To support his thesis, D'Souza provides a series of cases studies of incidents at leading universities across the U.S. He begins with an report of the admissions policy at Berkeley which, at the time of his writing, admitted students competitively within racial groups, each of which is entitled to a percentage of the student body. The result of this is different standards for admission by members of various ethnic groups. He then proceeds to review the demands for multiculturalism, which leads to the abandonment of traditional classics to make room for works of women and contributions from non-western traditions. In doing this works whose value have been tested over decades or centuries are supplanted by clearly inferior works only because they represent contributions by members of underrepresented groups.. In faculty selection, standards have been established to ensure that certain groups are represented in various numbers in the academic departments. This creates both intellectual and practical problems. Whereas liberal education teaches students to search for universal standards of judgment which transcend particularities of race, gender and culture, illiberal education teaches a provincialism in which every group is encouraged to have its own provincial world view, which restricts the ability find commonality among all mankind. The practical problem is that the quotas often call for numbers of minority professors exceeding the pool of qualified contenders.
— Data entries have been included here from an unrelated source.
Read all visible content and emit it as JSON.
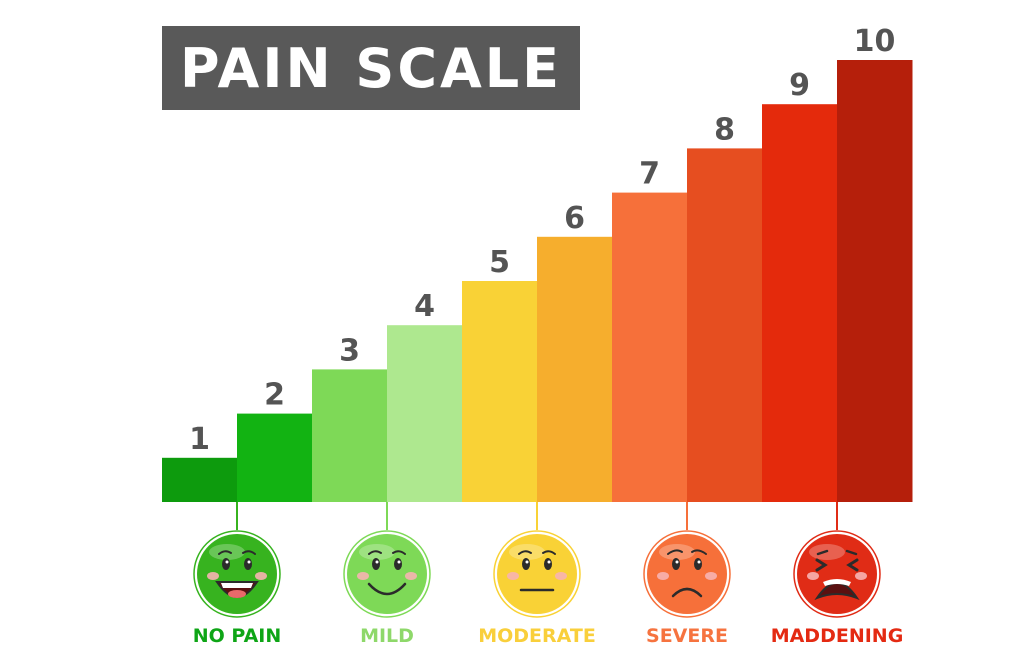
{
  "chart_data": {
    "type": "bar",
    "title": "PAIN SCALE",
    "categories": [
      "1",
      "2",
      "3",
      "4",
      "5",
      "6",
      "7",
      "8",
      "9",
      "10"
    ],
    "values": [
      1,
      2,
      3,
      4,
      5,
      6,
      7,
      8,
      9,
      10
    ],
    "ylim": [
      0,
      10
    ],
    "grid": false,
    "colors": [
      "#0d9b0d",
      "#12b312",
      "#7ed957",
      "#aee88f",
      "#f9d236",
      "#f6ae2d",
      "#f6703a",
      "#e64e20",
      "#e42a0c",
      "#b51f0b"
    ],
    "faces": [
      {
        "label": "NO PAIN",
        "level": 2,
        "color": "#0ea516",
        "face_color": "#37b31f",
        "icon": "laughing-face-icon"
      },
      {
        "label": "MILD",
        "level": 4,
        "color": "#8ed86a",
        "face_color": "#7ed957",
        "icon": "smiling-face-icon"
      },
      {
        "label": "MODERATE",
        "level": 6,
        "color": "#f9cf3b",
        "face_color": "#f9d236",
        "icon": "neutral-face-icon"
      },
      {
        "label": "SEVERE",
        "level": 8,
        "color": "#f6733f",
        "face_color": "#f6703a",
        "icon": "frowning-face-icon"
      },
      {
        "label": "MADDENING",
        "level": 10,
        "color": "#e42a12",
        "face_color": "#e02c16",
        "icon": "screaming-face-icon"
      }
    ]
  }
}
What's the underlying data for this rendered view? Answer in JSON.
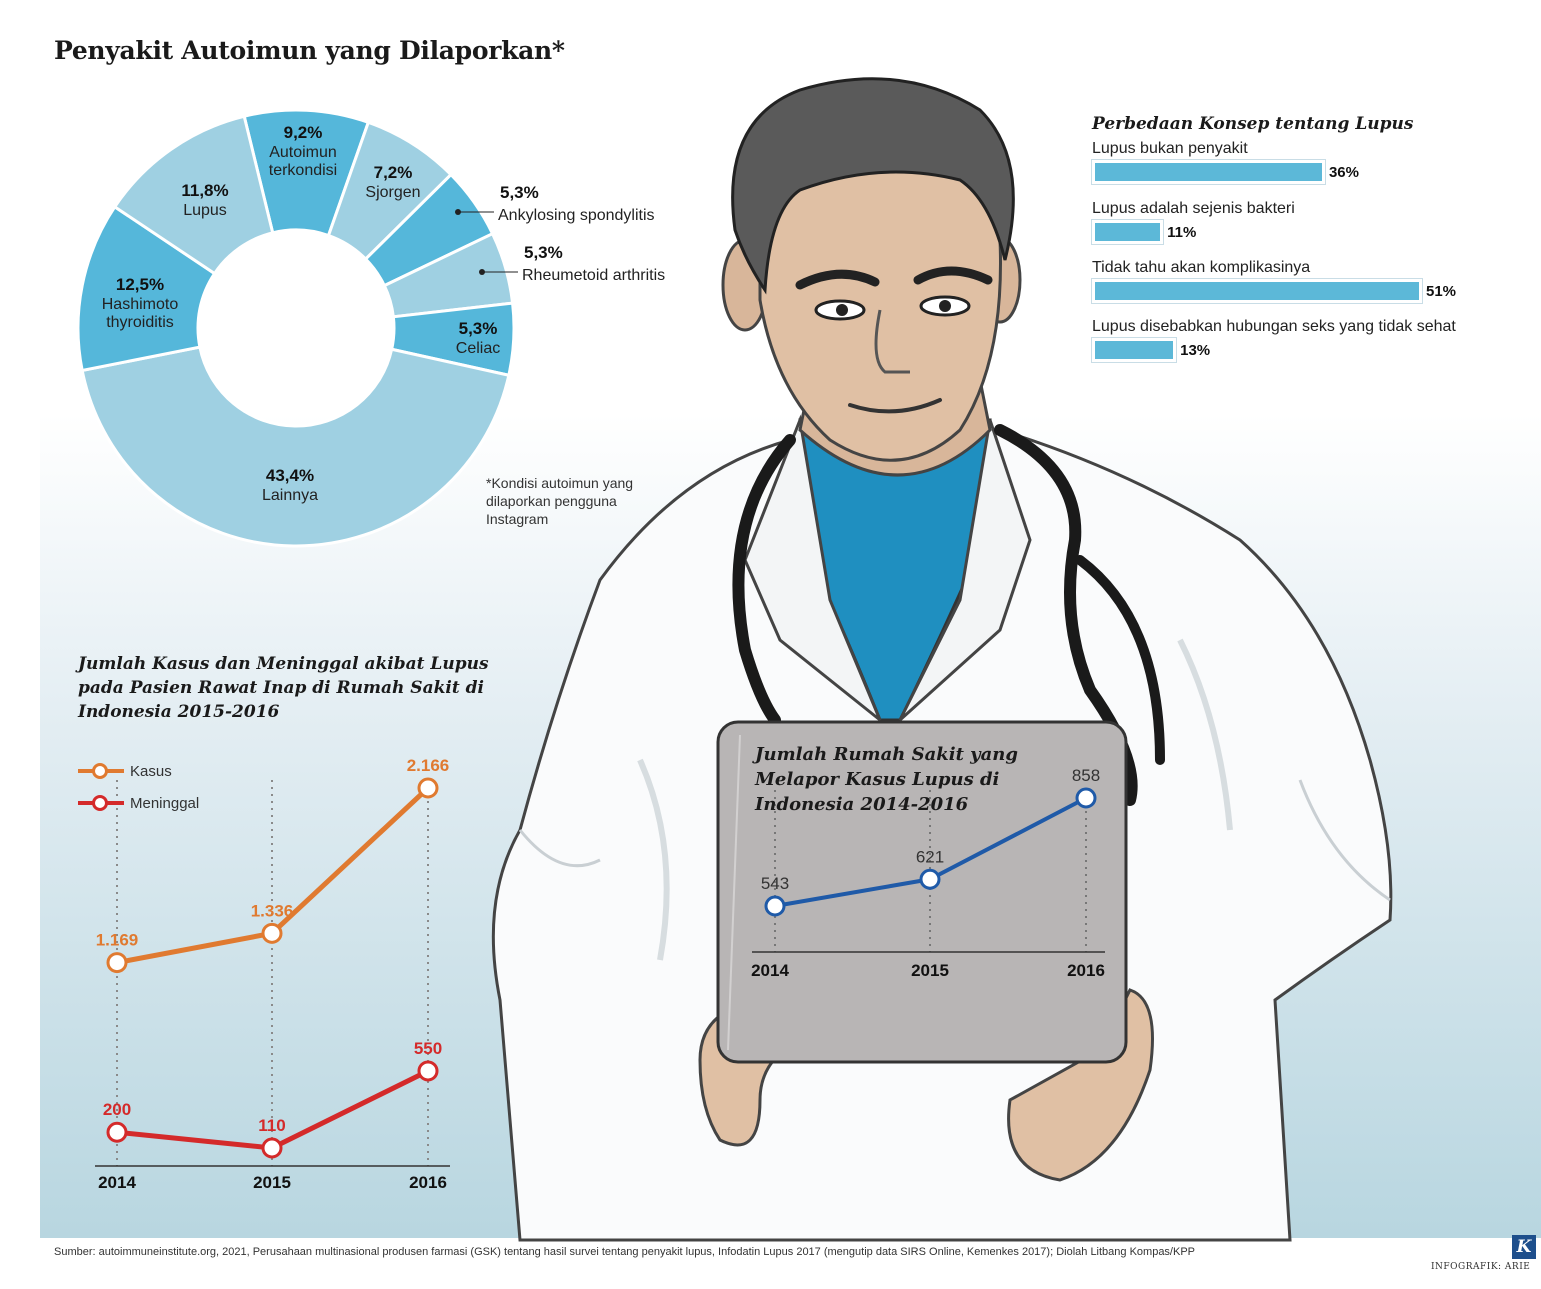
{
  "title": "Penyakit Autoimun yang Dilaporkan*",
  "footnote": "*Kondisi autoimun yang dilaporkan pengguna Instagram",
  "source": "Sumber: autoimmuneinstitute.org, 2021, Perusahaan multinasional produsen farmasi (GSK) tentang hasil survei tentang penyakit lupus, Infodatin Lupus 2017 (mengutip data SIRS Online, Kemenkes 2017); Diolah Litbang Kompas/KPP",
  "credit": "INFOGRAFIK: ARIE",
  "logo": "K",
  "colors": {
    "donut_dark": "#55b7da",
    "donut_light": "#9fd0e2",
    "bar": "#5cb8d8",
    "kasus": "#e07a30",
    "meninggal": "#d42a2a",
    "rs": "#1f5aa8"
  },
  "illustration": "doctor-holding-tablet",
  "chart_data": [
    {
      "type": "pie",
      "title": "Penyakit Autoimun yang Dilaporkan*",
      "slices": [
        {
          "label": "Autoimun terkondisi",
          "value": 9.2,
          "display": "9,2%",
          "fill": "#55b7da"
        },
        {
          "label": "Sjorgen",
          "value": 7.2,
          "display": "7,2%",
          "fill": "#9fd0e2"
        },
        {
          "label": "Ankylosing spondylitis",
          "value": 5.3,
          "display": "5,3%",
          "fill": "#55b7da"
        },
        {
          "label": "Rheumetoid arthritis",
          "value": 5.3,
          "display": "5,3%",
          "fill": "#9fd0e2"
        },
        {
          "label": "Celiac",
          "value": 5.3,
          "display": "5,3%",
          "fill": "#55b7da"
        },
        {
          "label": "Lainnya",
          "value": 43.4,
          "display": "43,4%",
          "fill": "#9fd0e2"
        },
        {
          "label": "Hashimoto thyroiditis",
          "value": 12.5,
          "display": "12,5%",
          "fill": "#55b7da"
        },
        {
          "label": "Lupus",
          "value": 11.8,
          "display": "11,8%",
          "fill": "#9fd0e2"
        }
      ]
    },
    {
      "type": "bar",
      "title": "Perbedaan Konsep tentang Lupus",
      "categories": [
        "Lupus bukan penyakit",
        "Lupus adalah sejenis bakteri",
        "Tidak tahu akan komplikasinya",
        "Lupus disebabkan hubungan seks yang tidak sehat"
      ],
      "values": [
        36,
        11,
        51,
        13
      ],
      "labels": [
        "36%",
        "11%",
        "51%",
        "13%"
      ]
    },
    {
      "type": "line",
      "title": "Jumlah Kasus dan Meninggal akibat Lupus pada Pasien Rawat Inap di Rumah Sakit di Indonesia 2015-2016",
      "x": [
        "2014",
        "2015",
        "2016"
      ],
      "series": [
        {
          "name": "Kasus",
          "values": [
            1169,
            1336,
            2166
          ],
          "labels": [
            "1.169",
            "1.336",
            "2.166"
          ]
        },
        {
          "name": "Meninggal",
          "values": [
            200,
            110,
            550
          ],
          "labels": [
            "200",
            "110",
            "550"
          ]
        }
      ]
    },
    {
      "type": "line",
      "title": "Jumlah Rumah Sakit yang Melapor Kasus Lupus di Indonesia 2014-2016",
      "x": [
        "2014",
        "2015",
        "2016"
      ],
      "series": [
        {
          "values": [
            543,
            621,
            858
          ],
          "labels": [
            "543",
            "621",
            "858"
          ]
        }
      ]
    }
  ]
}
D'Souza concludes this book with three modest proposals. He proposes a program of Non-Racial Affirmative Action, which would permit the admission students who appear to possess academic potential not reflected in their academic records, rather than basing standards on group membership. The second suggestion is for Choice Without Separatism. Under this proposal, organizations open only to members of ethnic groups not would encouraged, but those promoting ideas, which may be predominately of interest to members of particular ethnic groups would be encourage, but on a non-exclusive basis. The third proposal is for a curriculum searching for Equality and Classics. Rather than dismissing classical works on the basis that they represent a limited world view, they should be studied for the principals of equality which many contain and which often played a role in their selection as classics.

The weakness of Illiberal Education is that it often seems to be a merely collection of anecdotes which leave the reader wondering whether they really represent the reality of contemporary higher education or whether they merely reflect the most extreme aberrations. for many, including prospective college parents such as myself, this is an interesting study of disturbing trends in higher education.